3. In para. 2 of the notice Exhibit P.-l it is specifically stated that a month of the tenancy commenced from the 8th day of every English Calendar month and terminated on the 7th day of every such subsequent month. In the end it has been said in the notice that the tenancy stands terminated 'by 7th January, 1963' and that the tenant is required 'to give vacant possession of the portion of the plot' to the landlord 'before 7th of January, 1963'. Mr. TeJ Singh Vohra has contended that 'before 7th of January, 1963' is not the same thing as 'by the end of a month of the tenancy', as by the operation of Section 110 of the Transfer of Property Act as interpreted in Venkataratnam v. Suryanarayana, AIR 1953 Orissa 58 the month of the tenancy ended on the 8th of January, 1963. These questions have not been dealt with by the first appellate Court.
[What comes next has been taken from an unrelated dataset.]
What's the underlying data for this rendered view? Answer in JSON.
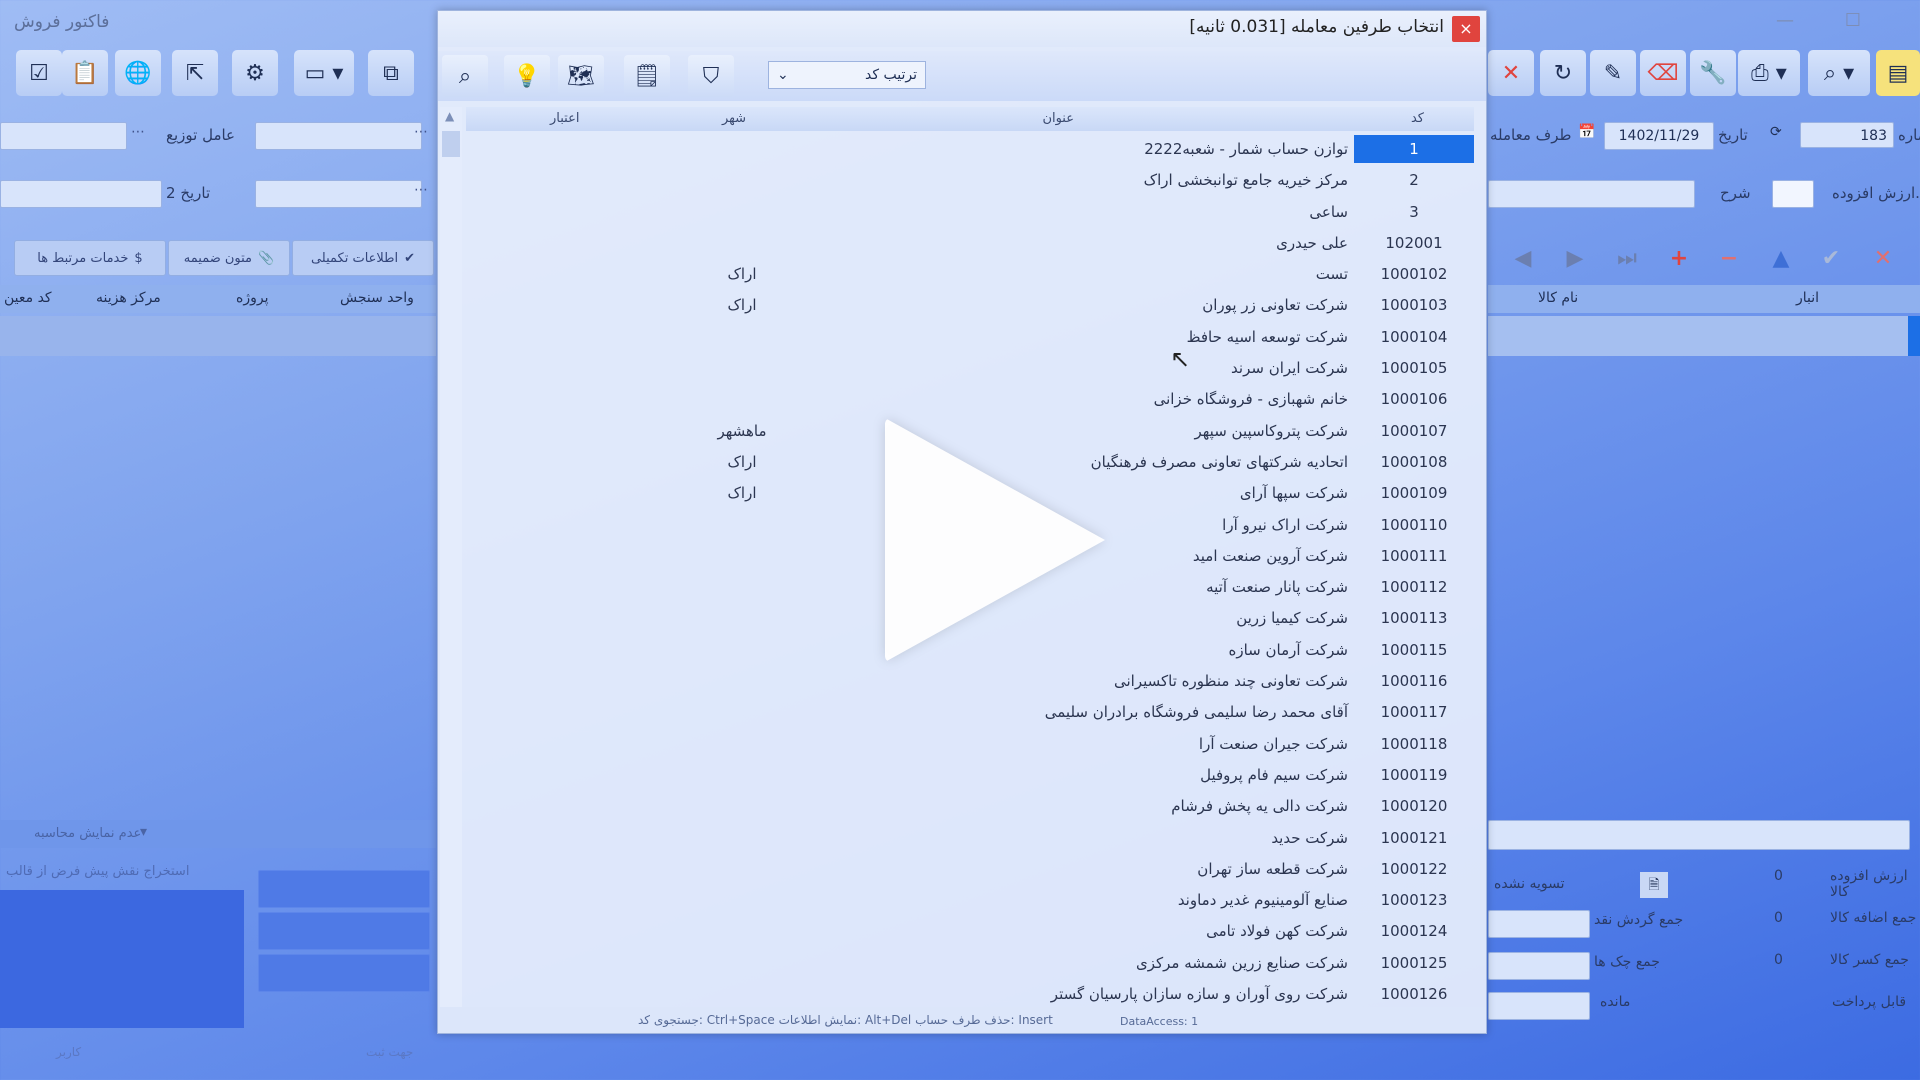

4. I find it impossible to finally decide this case without all the crucial questions, referred to above, being decided by the final Court of fact. Moreover, the judgment of the learned Additional Senior Sub-Judge is also vitiated by placing reliance on the Full Bench judgment of the Lahore High Court in AIR 1946 Lah 65 (FB) (supra), though the same has not been approved by the Supreme Court.
5. For the foregoing reasons, this appeal is allowed and the appellate judgment and the decree are set aside. The case will go back to the Senior Sub-Judge, Delhi, who will re-hear the parties and decide the appeal of the tenant on merits in accordance with law. At the joint request of the learned counsel for the parties it is further directed that both sides may lead such additional evidence as they may consider necessary on issue No. 2, particularly regarding the month of the tenancy and other allied matters covered by that issue. Costs of this appeal shall abide the result of the first appeal before the first appellate Court. The parties have been directed to appear before the Senior Sub-Judge, Delhi, on the 9th November, 1966.